Dairy Interactive grew organically from Wall’s nine-year-old business, Language Links, in which he conducts employee management consulting and worker training, specializing in the dairy industry.

Interestingly, Wall’s initial lack of dairy expertise turned out to be one of his biggest assets.

“At first, I thought this was a big liability,” he admits. “But I was approaching it just like the worker was.”

Now Wall conducts trials of his “minimal text, maximum visual” program, created in conjunction with Fresh Paint Digital in Green Bay, to agriculture trade shows and dairies in the Midwest. Two corporate sponsors – Ecolab of the Twin Cities and Chem-Star of Spring Green, Wis. – are helping support Wall’s venture as part of a multi-year deal.

But selling the program hasn’t exactly been a walk in a pasture, Wall admits. “We found a little stumbling block.”

Dairy Interactive initially marketed the product as a download available on its website. But Wall found that his audience wasn’t comfortable with that method. “Spending close to $2,000 on a credit card online is not something they’re used to,” he says.

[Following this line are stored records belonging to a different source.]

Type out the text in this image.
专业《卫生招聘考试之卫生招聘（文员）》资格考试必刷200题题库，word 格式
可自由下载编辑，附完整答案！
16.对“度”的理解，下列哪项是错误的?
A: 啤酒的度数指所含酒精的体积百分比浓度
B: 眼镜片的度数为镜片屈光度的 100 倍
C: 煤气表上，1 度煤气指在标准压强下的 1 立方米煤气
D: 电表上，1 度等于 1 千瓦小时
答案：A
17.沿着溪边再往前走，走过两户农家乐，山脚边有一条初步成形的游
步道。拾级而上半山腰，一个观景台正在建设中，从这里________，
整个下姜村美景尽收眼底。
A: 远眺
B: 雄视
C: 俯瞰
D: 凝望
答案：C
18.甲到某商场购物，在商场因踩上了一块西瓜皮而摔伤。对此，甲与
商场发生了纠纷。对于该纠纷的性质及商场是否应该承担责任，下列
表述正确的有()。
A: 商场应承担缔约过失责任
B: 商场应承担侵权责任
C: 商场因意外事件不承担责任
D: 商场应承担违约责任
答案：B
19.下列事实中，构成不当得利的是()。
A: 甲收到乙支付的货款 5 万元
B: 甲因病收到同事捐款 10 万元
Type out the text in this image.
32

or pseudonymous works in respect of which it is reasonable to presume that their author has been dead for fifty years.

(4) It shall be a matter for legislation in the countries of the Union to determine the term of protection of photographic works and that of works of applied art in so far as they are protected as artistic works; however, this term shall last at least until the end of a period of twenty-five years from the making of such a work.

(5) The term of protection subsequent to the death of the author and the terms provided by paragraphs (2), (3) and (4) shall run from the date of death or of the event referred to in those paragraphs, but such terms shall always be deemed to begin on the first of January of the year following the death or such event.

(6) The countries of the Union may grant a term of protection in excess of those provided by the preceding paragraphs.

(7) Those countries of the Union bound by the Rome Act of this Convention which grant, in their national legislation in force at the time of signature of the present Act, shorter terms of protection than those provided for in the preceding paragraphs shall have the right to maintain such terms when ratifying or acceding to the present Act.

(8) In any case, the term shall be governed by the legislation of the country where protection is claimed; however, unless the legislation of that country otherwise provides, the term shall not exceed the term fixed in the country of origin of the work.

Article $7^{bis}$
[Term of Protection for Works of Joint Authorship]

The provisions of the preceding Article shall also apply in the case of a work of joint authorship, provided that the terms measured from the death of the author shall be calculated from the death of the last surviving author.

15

Now Wall offers the product through a more traditional sales method, offering manual registration and delivering the product on a CD. “It’s something they can tangibly hold,” he says, adding that sales have jumped after implementing that change.

Wall is targeting farms with up to 1,500 head of cattle. He hopes dairy farmers will see the benefits in what he calls “shortening the rookie window” by getting workers in front of the software to streamline and standardize the milking process.

“I was skeptical of training with Dairy Interactive at first,” admits Brian Staudinger of Blue Royal Dairy in Manitowoc and Reedsville. “But … getting the point across about consistent udder prep is a lot easier when our milkers can visualize our routine.”